Section 99(1) of POPIA states that a person (a “data subject”) or, at the request of the data subject, the Information Regulator, may institute a civil action for damages against a responsible party for breach of any provision of POPIA, whether or not there is intent or negligence on the part of the responsible party. POPIA gives a broad definition of ‘responsible party’ but ultimately this is any person who determines the purpose of and means for the processing of the personal information of data subjects, which will include all employers. Therefore, the wording of section 99(1) makes it very clear that POPIA creates a form of statutory vicarious liability for holding an employer (as the responsible party) liable for its employees' actions should they unlawfully process a data subject's personal information.

Section 99(2) of POPIA does however set out defences which an employer may utilise against an action brought in terms of section 99(1).

These defences are however very limited and leave an employer extremely vulnerable from a suitable defence perspective.

The defences include: vis major (i.e. acts of God), consent of the plaintiff, fault on the part of the plaintiff, compliance was not reasonably practicable in the circumstances of the particular case or the Information Regulator has granted an exemption in terms of section 37.

Unfortunately, what POPIA does not offer employers is the ability to raise a defence to prove that it did all that was reasonably practicable in the circumstances to avoid non-compliance with POPIA by its employees. This would, for example, include instances where an employer has taken steps to raise awareness with its employees, train its employees or conduct workshops, issued instructions and mandates and developed specific policies to ensure compliance with POPIA.
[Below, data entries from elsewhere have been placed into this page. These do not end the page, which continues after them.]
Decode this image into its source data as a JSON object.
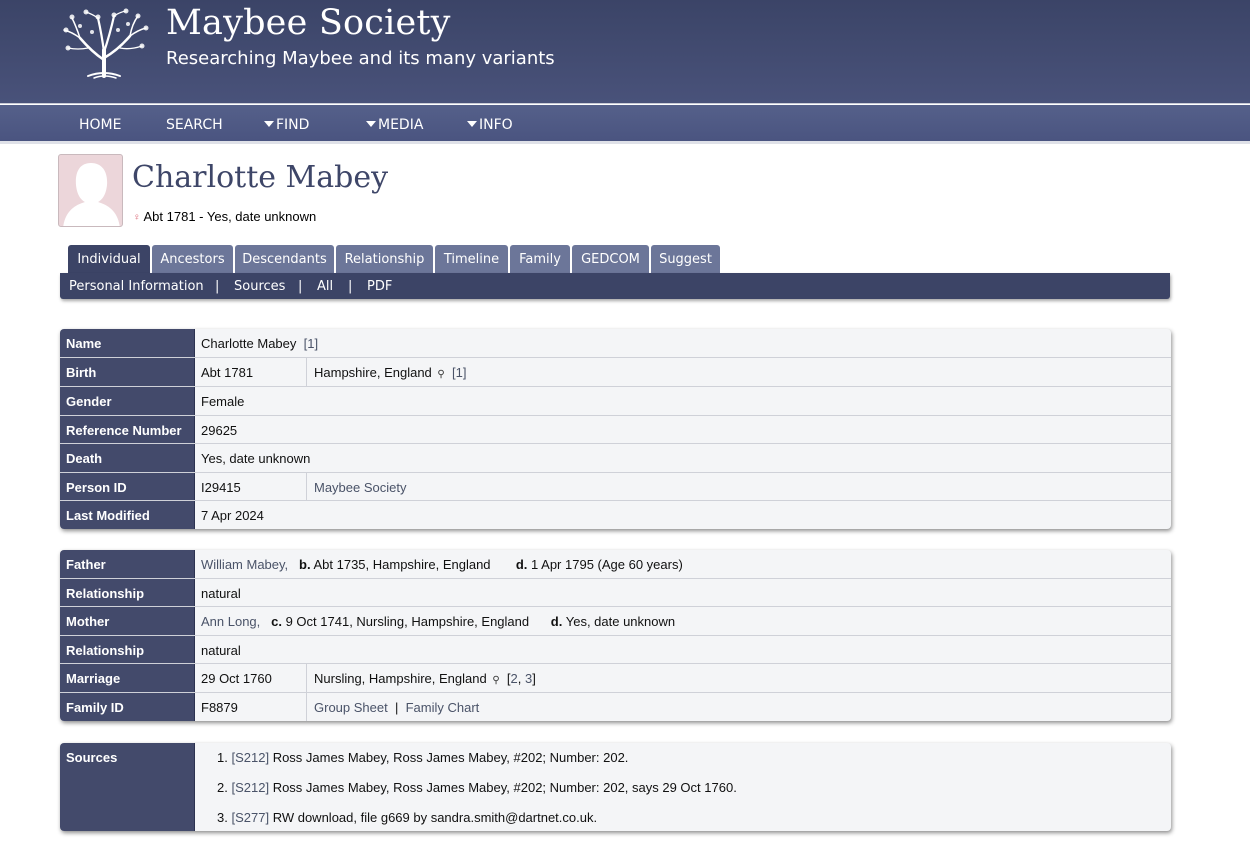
{
  "site": {
    "title": "Maybee Society",
    "subtitle": "Researching Maybee and its many variants"
  },
  "nav": {
    "home": "HOME",
    "search": "SEARCH",
    "find": "FIND",
    "media": "MEDIA",
    "info": "INFO"
  },
  "person": {
    "name": "Charlotte Mabey",
    "dates": "Abt 1781 - Yes, date unknown"
  },
  "tabs": {
    "individual": "Individual",
    "ancestors": "Ancestors",
    "descendants": "Descendants",
    "relationship": "Relationship",
    "timeline": "Timeline",
    "family": "Family",
    "gedcom": "GEDCOM",
    "suggest": "Suggest"
  },
  "subnav": {
    "personal": "Personal Information",
    "sources": "Sources",
    "all": "All",
    "pdf": "PDF",
    "sep": "|"
  },
  "individual": {
    "name_label": "Name",
    "name_value": "Charlotte Mabey",
    "name_cite": "[1]",
    "birth_label": "Birth",
    "birth_date": "Abt 1781",
    "birth_place": "Hampshire, England",
    "birth_cite": "[1]",
    "gender_label": "Gender",
    "gender_value": "Female",
    "ref_label": "Reference Number",
    "ref_value": "29625",
    "death_label": "Death",
    "death_value": "Yes, date unknown",
    "pid_label": "Person ID",
    "pid_value": "I29415",
    "pid_tree": "Maybee Society",
    "mod_label": "Last Modified",
    "mod_value": "7 Apr 2024"
  },
  "family": {
    "father_label": "Father",
    "father_name": "William Mabey,",
    "father_b": "b.",
    "father_birth": "Abt 1735, Hampshire, England",
    "father_d": "d.",
    "father_death": "1 Apr 1795 (Age 60 years)",
    "rel1_label": "Relationship",
    "rel1_value": "natural",
    "mother_label": "Mother",
    "mother_name": "Ann Long,",
    "mother_c": "c.",
    "mother_chr": "9 Oct 1741, Nursling, Hampshire, England",
    "mother_d": "d.",
    "mother_death": "Yes, date unknown",
    "rel2_label": "Relationship",
    "rel2_value": "natural",
    "marr_label": "Marriage",
    "marr_date": "29 Oct 1760",
    "marr_place": "Nursling, Hampshire, England",
    "marr_cite_open": "[",
    "marr_cite_2": "2",
    "marr_cite_sep": ", ",
    "marr_cite_3": "3",
    "marr_cite_close": "]",
    "fid_label": "Family ID",
    "fid_value": "F8879",
    "group_sheet": "Group Sheet",
    "chart_sep": "|",
    "family_chart": "Family Chart"
  },
  "sources": {
    "label": "Sources",
    "items": [
      {
        "num": "1.",
        "id": "[S212]",
        "text": "Ross James Mabey, Ross James Mabey, #202; Number: 202."
      },
      {
        "num": "2.",
        "id": "[S212]",
        "text": "Ross James Mabey, Ross James Mabey, #202; Number: 202, says 29 Oct 1760."
      },
      {
        "num": "3.",
        "id": "[S277]",
        "text": "RW download, file g669 by sandra.smith@dartnet.co.uk."
      }
    ]
  },
  "colors": {
    "header": "#434a6b",
    "tab_inactive": "#6c7699",
    "tab_active": "#3c4466",
    "label_bg": "#434a6b",
    "value_bg": "#f4f5f7",
    "link": "#4a5368",
    "female_marker": "#d9606f"
  },
  "icons": [
    "tree-logo-icon",
    "female-icon",
    "magnifier-icon",
    "caret-down-icon"
  ]
}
This is a glaring and unfortunate omission by the legislature. Without this available statutory defence, even those employers who take steps to promote compliance with POPIA may be held accountable and liable under section 99(1) for the actions of its employees.

This is because section 99(1), as it stands, does not require intent or negligence on the part of the employer specifically for the employer to be held accountable. Although this may leave most employers with a sour taste in their mouths, all that employers can do for now, in order to mitigate their risks as best as possible in terms of POPIA, is to actively identify possible risks which POPIA may pose when their employees process personal information and ensure that their employees process personal information lawfully in terms of POPIA at all times.